La carie dell’ulivo, chiamata anche lupa dell’ulivo, è una grave malattia che colpisce la pianta di ulivo, capace di bloccarne lo sviluppo e la crescita e portandola al totale deperimento.

E’ provocata da una serie di funghi che si sviluppano in quei punti della pianta che non sono protetti dalla corteccia, per esempio i tagli delle potature, oppure le crepe e le ferite provocate dal gelo.

La colonia fungina si sviluppa dalla ferita, ed il suo lavoro è riconoscibile dal fatto che la polpa dell’albero diventa friabile e priva di consistenza. I funghi continuano il loro sviluppo, andando a pregiudicare la salute della pianta che non riesce a crescere con la giusta armonia, e provocando così una produzione stentata sia di fogliame che di frutti.

Non esistono in commercio prodotti che possano contrastare chimicamente il fungo, una volta che esso ha attecchito, per cui l’unico metodo disponibile è quello di rimuovere la parte di legno attaccata dai funghi fino a che non si trova la polpa sana.

Rami e scarti devono essere accuratamente eliminati per evitare il contagio su altre piante.

E’ particolarmente importante la prevenzione per evitare la caria dell’ulivo: quando si effettua la potatura proteggere le ferite lasciate aperte, proprio per evitare che queste offrano il fianco all’attacco fungino.

Per questa ragione sono disponibili in commercio dei mastici appositi che si devono applicare sulle ferite.

Leptonecrosi

La leptonecrosi è una malattia che occorre alla pianta dell’ulivo quando questa si trova su un terreno povero di boro.

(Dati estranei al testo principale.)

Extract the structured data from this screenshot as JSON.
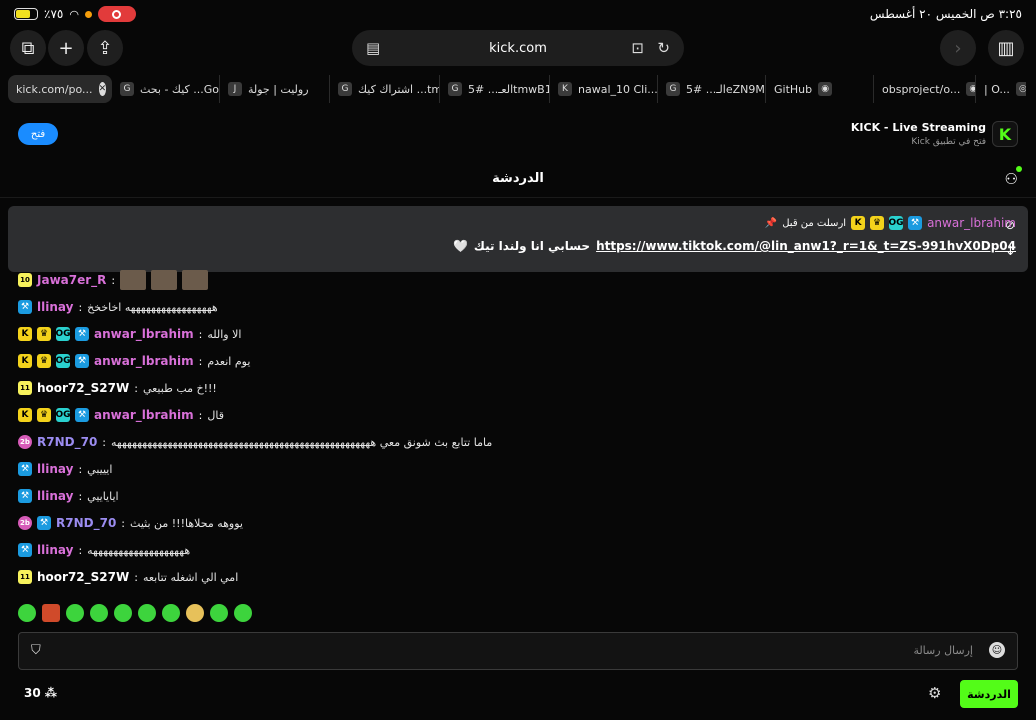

Questa sostanza chimica solitamente è presente in quantità sufficiente nel terreno, ma talvolta può accadere che, a causa con l’interazione con altre sostanze chimiche, come per esempio calcio e magnesio, talvolta esso non sia assimilabile dalla pianta in maniera sufficiente.

Il disturbo nella pianta si nota nel periodo di maggio, quando nelle parti più esterne della pianta i rametti assumono un aspetto tipico, detto “a palmetta”, e le foglie cominciano ad assumere una forma irregolare. In seguito il male progredisce facendo seccare i rami.

Un fenomeno che può essere oltremodo pericoloso perchè i rami indeboliti lasciano spazio all’aggressione di parassiti e funghi, che concorrono a peggiorare la situazione.

Anche i frutti, durante l’estate manifestano i sintomi del disturbo, seccandosi e pregiudicando in questo modo la raccolta.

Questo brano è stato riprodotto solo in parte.